Iring-iringan dalam rombongan ini terdiri dari: Bregodo (barisan prajurit) Patangpuluhan yang berjubah hitam disusul kemudian Bregodo Prawirotomo yang berjubah lurik. Masing-masing bregodo beranggotakan 60 orang prajurit. Usai barisan bregodo, kereta pertama yang nampak dalam barisan adalah Kereta Kanjeng Kyai Natapura yang dinaiki oleh GBPH Yudhaningrat, GBPH Condrodiningrat, dan GBPH Cakraningrat SE. Kereta kedua dalam rombongan ini adalah Kereta Kanjeng Kyai Jongwiyat yang dinaiki oleh pasangan penganten GKR Hayu dan KPH Notonegoro. Kereta ketiga adalah Kereta Kanjeng Kyai Rotobiru yang dinaiki oleh Ir. GBPH Suryadiningrat beserta istri dan Dr. GBPH Suryametaram beserta istri. Di belakang kereta ini terdapat Kereta Kanjeng Kyai Rotongabeyan yang dinaiki oleh orang tua KPH Notonegoro, yaitu Kolonel Kavaleri (Purn.) Sigim Mahmud dan Raden Ayu Nusye. Menyusul di belakangnya adalah Kereta Kanjeng Kyai Premili yang dinaiki oleh para penari Bedhaya Manten. Dan di barisan paling belakang dari rombongan pertama ini terdapat penari Beksan Lawung yang mengendarai kuda.

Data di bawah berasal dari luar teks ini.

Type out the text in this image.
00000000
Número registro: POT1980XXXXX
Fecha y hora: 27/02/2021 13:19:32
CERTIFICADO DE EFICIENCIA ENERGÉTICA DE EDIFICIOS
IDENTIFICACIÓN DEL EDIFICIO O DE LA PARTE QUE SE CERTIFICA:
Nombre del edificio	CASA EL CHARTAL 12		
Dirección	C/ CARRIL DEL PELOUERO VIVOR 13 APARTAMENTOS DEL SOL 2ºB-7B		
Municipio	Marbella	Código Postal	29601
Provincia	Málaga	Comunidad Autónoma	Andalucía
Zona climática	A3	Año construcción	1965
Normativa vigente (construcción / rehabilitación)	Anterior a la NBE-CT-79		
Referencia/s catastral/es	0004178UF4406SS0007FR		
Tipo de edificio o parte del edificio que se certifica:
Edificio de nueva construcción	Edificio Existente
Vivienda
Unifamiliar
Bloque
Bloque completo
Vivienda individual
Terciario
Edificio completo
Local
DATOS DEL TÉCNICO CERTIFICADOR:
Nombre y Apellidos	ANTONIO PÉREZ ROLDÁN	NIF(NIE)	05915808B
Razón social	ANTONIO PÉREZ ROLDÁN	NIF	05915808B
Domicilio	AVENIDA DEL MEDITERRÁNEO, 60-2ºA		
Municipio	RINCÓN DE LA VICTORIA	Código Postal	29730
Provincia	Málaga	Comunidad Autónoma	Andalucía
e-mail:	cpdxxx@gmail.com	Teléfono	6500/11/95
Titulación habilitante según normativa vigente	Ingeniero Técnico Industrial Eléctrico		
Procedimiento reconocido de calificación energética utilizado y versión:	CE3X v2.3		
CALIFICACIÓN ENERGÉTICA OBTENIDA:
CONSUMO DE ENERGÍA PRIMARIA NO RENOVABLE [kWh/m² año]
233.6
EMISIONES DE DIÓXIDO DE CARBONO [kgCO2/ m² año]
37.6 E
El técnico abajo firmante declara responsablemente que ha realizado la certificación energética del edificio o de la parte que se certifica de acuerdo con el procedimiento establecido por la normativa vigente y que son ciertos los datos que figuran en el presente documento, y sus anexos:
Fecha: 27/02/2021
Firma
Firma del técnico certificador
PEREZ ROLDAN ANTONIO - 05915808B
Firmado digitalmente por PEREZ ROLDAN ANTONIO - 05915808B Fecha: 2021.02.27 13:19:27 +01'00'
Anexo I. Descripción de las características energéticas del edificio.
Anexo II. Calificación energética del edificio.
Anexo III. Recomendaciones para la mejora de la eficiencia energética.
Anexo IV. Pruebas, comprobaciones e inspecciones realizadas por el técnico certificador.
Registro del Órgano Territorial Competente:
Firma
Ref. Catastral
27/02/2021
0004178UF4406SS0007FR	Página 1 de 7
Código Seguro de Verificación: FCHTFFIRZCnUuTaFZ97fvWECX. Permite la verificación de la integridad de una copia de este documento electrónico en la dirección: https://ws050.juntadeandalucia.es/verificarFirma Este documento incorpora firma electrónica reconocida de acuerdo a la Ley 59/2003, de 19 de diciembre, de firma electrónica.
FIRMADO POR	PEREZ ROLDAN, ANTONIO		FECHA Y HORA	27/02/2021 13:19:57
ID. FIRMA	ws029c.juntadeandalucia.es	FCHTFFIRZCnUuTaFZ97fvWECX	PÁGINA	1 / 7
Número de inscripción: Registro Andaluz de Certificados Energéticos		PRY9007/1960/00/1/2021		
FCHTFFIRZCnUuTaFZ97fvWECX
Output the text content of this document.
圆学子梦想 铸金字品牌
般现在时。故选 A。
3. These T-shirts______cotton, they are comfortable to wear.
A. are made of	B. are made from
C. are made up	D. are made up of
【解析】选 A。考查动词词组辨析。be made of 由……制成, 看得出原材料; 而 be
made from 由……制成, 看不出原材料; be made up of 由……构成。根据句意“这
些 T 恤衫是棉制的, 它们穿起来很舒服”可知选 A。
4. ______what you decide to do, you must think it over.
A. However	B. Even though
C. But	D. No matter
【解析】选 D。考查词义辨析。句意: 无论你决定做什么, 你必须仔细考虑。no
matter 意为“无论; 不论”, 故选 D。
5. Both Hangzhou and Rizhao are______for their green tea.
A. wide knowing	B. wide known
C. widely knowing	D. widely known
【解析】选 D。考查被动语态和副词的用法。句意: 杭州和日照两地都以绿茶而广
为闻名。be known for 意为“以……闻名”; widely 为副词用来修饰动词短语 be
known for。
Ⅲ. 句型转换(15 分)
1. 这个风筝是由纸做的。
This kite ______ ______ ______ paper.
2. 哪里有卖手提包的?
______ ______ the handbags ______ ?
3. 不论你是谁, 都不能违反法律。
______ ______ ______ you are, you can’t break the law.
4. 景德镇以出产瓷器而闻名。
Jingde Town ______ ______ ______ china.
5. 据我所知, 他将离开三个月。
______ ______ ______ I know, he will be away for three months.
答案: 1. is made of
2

Ketika rombongan pertama telah sampai di Titik Nol Kilometer, rombongan kedua mulai berangkat dari Bangsal Pagelaran untuk menuju Bangsal Kepatihan. Iring-iringan dalam rombongan kedua ini terdiri dari: Bregodo Wirobrojo yang mengenakan pakaian merah, Bregodo Daeng, Bregodo Ketanggung, dan Bregodo Mantrijeron. Di belakang barisan bregodo, tampak Kereta Kanjeng Kyai Wimono Putro yang dinaiki oleh Sri Sultan Hamengku Buwono X, GKR Hemas, dan GBPH H. Prabukusumo S.Psi. Di belakang kereta yang dinaiki oleh Sri Sultan HB X, terdapat 3 kereta kuda yang masing-masing dinaiki oleh GKR Condro Kirono beserta kerabat, GKR Maduretno dan KPH Purbodiningrat, serta GKR Bendoro dan KPH Yudhonegoro. Di belakang kereta kuda ini terdapat Bregodo Lombok Abang Paku Alam, kemudian kereta kuda yang dinaiki oleh KGPA Paku Alam IX, dan dua kereta lainnya dinaiki oleh kerabat Keraton Ngayogyakarta Hadiningrat. Di akhir dari rombongan kedua ini ditutup dengan barisan Bregodo Plangkir yang mengenakan pakaian hitam.
Suasana kirab sangat meriah. GKR Hayu dan KPH Notonegoro tak henti-hentinya mengumbar senyum dan melambaikan tangan. Masyarakat yang memadati sepanjang jalan yang dilalui oleh kirab ini tak henti-hentinya mengelu-elukan pasangan yang berbahagia tersebut. Suasana yang semarak tersebut dapat terjaga hingga akhir acara karena didukung oleh 2.500 polisi dari Polda DIY, personel dari TNI, dan 2.000 relawan. Mereka membentuk pagar manusia dengan cara bergandengan tangan di tepi jalan yang dilalui kirab.
Di sisi lain, masyarakat juga menyambut perhelatan ini dengan menyediakan angkringan gratis di sepanjang jalan yang dilalui oleh kirab. Tak kurang dari 50 angkringan disediakan oleh masyarakat secara swadaya. Secara singkat dapat dikatakan bahwa inilah pesta rakyat Jogja, atau dalam sebuah istilah dapat dikatakan sebagai “manunggaling kawulo gusti” (bersatunya pemimpin dan rakyat). (Tunggul Tauladan/knc/04/10-2013).